兄一家のもとで療養していた昭和6年1月、兄謙一が撮影した1枚(日本近代文学館蔵) 兄一家のもとで療養していた昭和6年1月、兄謙一が撮影した1枚(日本近代文学館蔵)

 阪田寛夫は、梶井の実家があった場所から500メートルほど離れた帝塚山で生まれ育っている。一帯は大阪南部の住宅地だが、片や帝塚山は大阪屈指の高級住宅地。一方、梶井家があった吉野通りのあたりは「南北に走るせまい裏通りで、一帯ではただ一つの盛り場。中学時代の私(阪田)にとっては暗い匂いのする一画であった」(『吉野通』)。

 阪田には優等生の兄がおり、その兄は中学時代、ラジオの組み立てに熱中していた。その兄が個人的に技術指導を受けるために通ったラジオ屋がある。それが吉野通りにある梶井ラジオ店。それと知って、「サッちゃん」の作者は興奮する。それは高名な小説家の梶井基次郎の実家ではないか。

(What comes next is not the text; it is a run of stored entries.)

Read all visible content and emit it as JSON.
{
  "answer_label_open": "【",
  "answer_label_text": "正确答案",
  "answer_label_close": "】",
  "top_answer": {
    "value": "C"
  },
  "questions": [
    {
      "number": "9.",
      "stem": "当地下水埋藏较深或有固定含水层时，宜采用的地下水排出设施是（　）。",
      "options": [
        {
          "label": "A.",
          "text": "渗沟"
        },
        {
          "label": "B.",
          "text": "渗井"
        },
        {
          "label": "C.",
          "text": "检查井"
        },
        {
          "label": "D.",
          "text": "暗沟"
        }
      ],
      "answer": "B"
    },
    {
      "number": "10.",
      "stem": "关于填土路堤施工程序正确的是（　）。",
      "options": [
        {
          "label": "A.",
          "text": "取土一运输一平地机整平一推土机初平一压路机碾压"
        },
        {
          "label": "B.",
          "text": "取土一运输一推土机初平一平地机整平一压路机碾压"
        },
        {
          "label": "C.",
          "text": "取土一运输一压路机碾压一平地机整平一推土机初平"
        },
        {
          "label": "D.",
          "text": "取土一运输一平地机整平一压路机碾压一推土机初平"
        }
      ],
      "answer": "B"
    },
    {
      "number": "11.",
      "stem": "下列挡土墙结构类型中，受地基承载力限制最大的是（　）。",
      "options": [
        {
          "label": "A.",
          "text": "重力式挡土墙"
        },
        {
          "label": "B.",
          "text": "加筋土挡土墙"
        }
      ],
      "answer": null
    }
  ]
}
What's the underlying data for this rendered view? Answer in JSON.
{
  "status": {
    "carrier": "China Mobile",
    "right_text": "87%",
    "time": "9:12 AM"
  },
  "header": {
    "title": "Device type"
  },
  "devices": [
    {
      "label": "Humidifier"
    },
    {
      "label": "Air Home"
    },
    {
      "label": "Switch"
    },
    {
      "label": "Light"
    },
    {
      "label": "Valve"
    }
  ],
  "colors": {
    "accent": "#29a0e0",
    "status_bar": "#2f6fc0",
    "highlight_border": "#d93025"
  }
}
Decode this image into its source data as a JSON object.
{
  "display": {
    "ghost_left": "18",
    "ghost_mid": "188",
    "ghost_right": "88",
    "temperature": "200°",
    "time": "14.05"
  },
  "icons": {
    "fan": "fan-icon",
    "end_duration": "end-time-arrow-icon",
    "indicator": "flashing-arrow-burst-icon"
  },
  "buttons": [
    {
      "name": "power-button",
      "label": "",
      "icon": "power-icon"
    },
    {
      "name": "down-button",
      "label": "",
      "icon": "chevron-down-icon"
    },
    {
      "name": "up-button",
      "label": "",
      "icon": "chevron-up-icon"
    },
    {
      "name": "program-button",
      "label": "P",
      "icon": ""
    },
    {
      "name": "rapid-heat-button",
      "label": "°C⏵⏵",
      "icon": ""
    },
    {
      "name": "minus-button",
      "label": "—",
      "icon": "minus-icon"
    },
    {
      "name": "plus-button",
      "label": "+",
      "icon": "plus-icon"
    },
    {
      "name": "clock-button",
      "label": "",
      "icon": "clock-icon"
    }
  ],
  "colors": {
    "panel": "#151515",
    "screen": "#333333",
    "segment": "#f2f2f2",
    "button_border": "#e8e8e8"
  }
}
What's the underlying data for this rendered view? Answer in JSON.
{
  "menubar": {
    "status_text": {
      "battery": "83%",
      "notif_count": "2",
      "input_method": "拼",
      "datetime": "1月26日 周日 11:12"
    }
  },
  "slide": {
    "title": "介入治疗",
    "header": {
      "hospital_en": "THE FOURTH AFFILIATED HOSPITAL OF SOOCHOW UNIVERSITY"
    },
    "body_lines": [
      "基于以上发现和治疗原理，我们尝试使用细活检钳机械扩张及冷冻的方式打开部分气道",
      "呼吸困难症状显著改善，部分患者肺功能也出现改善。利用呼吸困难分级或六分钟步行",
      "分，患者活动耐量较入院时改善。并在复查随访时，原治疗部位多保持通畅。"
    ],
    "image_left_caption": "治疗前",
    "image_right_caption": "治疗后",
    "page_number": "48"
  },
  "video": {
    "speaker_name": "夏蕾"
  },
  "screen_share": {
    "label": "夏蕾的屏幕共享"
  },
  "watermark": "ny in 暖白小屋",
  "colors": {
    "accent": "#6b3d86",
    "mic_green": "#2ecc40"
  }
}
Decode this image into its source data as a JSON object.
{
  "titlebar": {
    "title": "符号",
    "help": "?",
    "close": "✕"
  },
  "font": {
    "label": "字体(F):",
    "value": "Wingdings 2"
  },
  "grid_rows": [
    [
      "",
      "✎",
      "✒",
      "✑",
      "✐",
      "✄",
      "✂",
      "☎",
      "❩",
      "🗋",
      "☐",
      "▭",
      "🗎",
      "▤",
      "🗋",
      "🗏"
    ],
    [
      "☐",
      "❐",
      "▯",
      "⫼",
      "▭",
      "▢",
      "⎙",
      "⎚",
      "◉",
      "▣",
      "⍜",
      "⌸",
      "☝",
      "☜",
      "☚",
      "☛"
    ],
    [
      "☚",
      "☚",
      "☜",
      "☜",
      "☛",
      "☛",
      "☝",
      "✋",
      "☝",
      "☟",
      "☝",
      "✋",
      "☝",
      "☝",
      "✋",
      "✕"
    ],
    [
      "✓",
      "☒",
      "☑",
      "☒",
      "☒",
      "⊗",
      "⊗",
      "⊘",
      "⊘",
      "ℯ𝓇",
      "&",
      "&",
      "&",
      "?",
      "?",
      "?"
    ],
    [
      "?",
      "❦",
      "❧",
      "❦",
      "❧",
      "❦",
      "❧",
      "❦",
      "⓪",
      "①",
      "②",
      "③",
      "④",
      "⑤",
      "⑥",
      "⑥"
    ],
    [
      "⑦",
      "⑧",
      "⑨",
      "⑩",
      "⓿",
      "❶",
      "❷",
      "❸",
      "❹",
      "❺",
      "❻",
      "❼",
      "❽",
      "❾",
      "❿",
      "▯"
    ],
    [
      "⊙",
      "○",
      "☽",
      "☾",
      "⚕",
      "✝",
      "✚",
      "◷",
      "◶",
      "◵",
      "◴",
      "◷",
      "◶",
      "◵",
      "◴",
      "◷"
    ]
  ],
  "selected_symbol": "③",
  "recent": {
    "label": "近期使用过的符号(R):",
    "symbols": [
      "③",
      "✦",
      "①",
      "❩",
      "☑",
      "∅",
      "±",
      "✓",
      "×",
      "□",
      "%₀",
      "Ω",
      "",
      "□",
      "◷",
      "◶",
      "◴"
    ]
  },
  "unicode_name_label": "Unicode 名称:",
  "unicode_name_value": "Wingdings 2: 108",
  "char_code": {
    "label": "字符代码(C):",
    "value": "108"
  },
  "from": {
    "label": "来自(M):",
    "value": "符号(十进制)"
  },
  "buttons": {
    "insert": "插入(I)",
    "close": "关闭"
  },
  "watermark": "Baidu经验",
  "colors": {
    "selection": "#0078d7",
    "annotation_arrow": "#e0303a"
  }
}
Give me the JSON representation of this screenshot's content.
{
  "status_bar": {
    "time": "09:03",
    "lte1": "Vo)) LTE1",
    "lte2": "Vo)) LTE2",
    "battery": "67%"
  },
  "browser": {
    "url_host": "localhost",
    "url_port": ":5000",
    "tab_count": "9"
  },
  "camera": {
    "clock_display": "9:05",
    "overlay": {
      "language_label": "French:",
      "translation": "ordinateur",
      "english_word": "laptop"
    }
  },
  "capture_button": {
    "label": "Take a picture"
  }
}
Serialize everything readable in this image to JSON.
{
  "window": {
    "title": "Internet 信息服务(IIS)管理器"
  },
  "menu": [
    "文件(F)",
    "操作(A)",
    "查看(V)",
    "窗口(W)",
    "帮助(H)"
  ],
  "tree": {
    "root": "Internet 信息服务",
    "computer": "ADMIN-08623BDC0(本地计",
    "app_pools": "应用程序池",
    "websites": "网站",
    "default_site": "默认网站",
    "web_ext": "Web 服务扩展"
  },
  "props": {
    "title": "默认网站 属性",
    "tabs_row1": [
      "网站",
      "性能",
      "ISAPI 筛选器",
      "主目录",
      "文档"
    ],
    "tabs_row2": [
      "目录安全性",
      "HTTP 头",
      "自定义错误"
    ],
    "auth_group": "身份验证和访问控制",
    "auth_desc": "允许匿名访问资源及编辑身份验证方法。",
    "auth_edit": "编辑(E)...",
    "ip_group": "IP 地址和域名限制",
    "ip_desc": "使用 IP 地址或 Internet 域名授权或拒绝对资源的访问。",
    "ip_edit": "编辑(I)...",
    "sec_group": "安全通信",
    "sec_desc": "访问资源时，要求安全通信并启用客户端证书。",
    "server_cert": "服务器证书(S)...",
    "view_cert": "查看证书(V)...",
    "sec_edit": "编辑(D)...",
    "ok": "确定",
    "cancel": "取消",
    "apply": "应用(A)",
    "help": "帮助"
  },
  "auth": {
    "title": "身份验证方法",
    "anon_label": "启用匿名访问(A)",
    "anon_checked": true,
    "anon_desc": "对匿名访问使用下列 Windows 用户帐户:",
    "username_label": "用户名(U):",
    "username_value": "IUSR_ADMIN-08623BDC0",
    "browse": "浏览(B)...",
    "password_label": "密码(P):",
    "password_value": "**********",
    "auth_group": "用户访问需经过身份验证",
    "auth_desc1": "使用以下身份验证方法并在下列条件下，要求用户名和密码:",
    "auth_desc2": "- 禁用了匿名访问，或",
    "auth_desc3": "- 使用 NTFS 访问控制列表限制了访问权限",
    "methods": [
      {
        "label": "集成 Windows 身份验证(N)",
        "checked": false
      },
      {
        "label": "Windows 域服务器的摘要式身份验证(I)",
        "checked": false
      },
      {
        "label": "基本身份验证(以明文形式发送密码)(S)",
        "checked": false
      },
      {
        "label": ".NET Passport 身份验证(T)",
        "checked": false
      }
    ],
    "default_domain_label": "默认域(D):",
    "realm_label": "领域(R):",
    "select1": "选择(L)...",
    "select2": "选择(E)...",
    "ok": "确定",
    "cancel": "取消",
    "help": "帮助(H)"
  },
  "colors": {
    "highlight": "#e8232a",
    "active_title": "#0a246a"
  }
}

 兄によれば、梶井ラジオ店は梶井勇氏が経営。なかなかラジオに関する新しい技術を知る人はなく、1人弟子入りする形で毎日のように長屋にある狭いラジオ店に上がり込んで配線図の見方を習っていたという。

 しかも、それが昭和6(1931)年か7年ごろ、と聞いてさらに阪田は興奮する。とすれば、そのラジオ屋の2階には、闘病中の梶井基次郎がいたのではないか。

 兄はむろんそのラジオ店が、その後有名になった梶井基次郎の実家とは知らなかった。それよりも当時その世界では梶井家の長兄・謙一氏の名前が有名で、「無線と実験」という雑誌にも署名記事を書いていた。謙一は大阪の名門・北野から大阪高等工業学校(現大阪大学)に進学。末弟も京都大学出身で、梶井家は近所でも有名なインテリ家族だったのだ。